Neurometabolic changes in multiple sclerosis: Fingolimod versus beta interferon or glatiramer acetate therapy.

Background and Purpose: Fingolimod has been shown to be more effective in reducing relapse rate and disability than injectable therapies in clinical trials. An increase in N-acetylaspartate (NAA) as measured by MR spectroscopy is correlated with maintaining axonal metabolic functions. This study compared the neurometabolic and volumetric changes in relapsing-remitting multiple sclerosis (RRMS) patients on fingolimod or injectable therapies with healthy controls (HCs).
Methods: Ninety-eight RRMS (52 on fingolimod, 46 on injectable therapies (27 on glatiramer acetate and 19 on interferon) were age and sex-matched to 51 HCs. RRMS patients underwent cognitive, fatigue, and mental health assessments, as well as an Expanded disability status scale (EDSS). MRI/S was acquired from the hippocampus, posterior cingulate gyrus (PCG), and prefrontal cortex (PFC). Volumetric and neurometabolic measures were compared across cohorts using a univariate general linear model and correlated with clinical severity and neuropsychological scores.

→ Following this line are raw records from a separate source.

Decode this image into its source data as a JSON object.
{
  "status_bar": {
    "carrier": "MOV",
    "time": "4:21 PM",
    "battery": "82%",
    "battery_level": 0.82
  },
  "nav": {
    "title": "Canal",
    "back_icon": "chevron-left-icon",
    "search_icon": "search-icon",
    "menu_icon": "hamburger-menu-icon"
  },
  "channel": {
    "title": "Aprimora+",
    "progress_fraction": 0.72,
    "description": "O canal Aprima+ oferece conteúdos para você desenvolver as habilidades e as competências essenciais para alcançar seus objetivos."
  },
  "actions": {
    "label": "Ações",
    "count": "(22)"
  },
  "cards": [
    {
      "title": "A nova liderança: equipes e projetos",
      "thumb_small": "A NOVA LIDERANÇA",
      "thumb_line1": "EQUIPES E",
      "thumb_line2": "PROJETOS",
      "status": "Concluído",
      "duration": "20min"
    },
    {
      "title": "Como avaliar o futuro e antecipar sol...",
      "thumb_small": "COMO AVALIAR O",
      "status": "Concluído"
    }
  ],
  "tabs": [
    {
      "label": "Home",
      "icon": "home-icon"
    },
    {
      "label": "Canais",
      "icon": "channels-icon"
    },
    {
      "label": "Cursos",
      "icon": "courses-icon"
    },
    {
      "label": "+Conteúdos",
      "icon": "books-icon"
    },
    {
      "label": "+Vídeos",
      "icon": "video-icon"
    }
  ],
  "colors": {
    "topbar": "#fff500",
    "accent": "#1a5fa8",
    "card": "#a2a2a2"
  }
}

Results: Clinical parameters, MR-volumetric, and neurometabolic profiles showed no differences between treatment groups (p > .05). Compared to HCs, both RRMS cohorts showed volume changes in white matter (-13%), gray matter (-16%), and cerebral spinal fluid (CSF) (+17-23%), as well as reduced NAA (-17%, p = .001, hippocampus), (-7%, p = .001, PCG), and (-9%, p = .001, PFC). MRI/S metrics in three regions were moderately correlated with cognition and fatigue functions.
Conclusion: While both treatment arms showed overall similar volumetric and neurometabolic profiles, longitudinal studies are warranted to clarify neurometabolic changes and associations with treatment efficacy.
(© 2022 American Society of Neuroimaging.)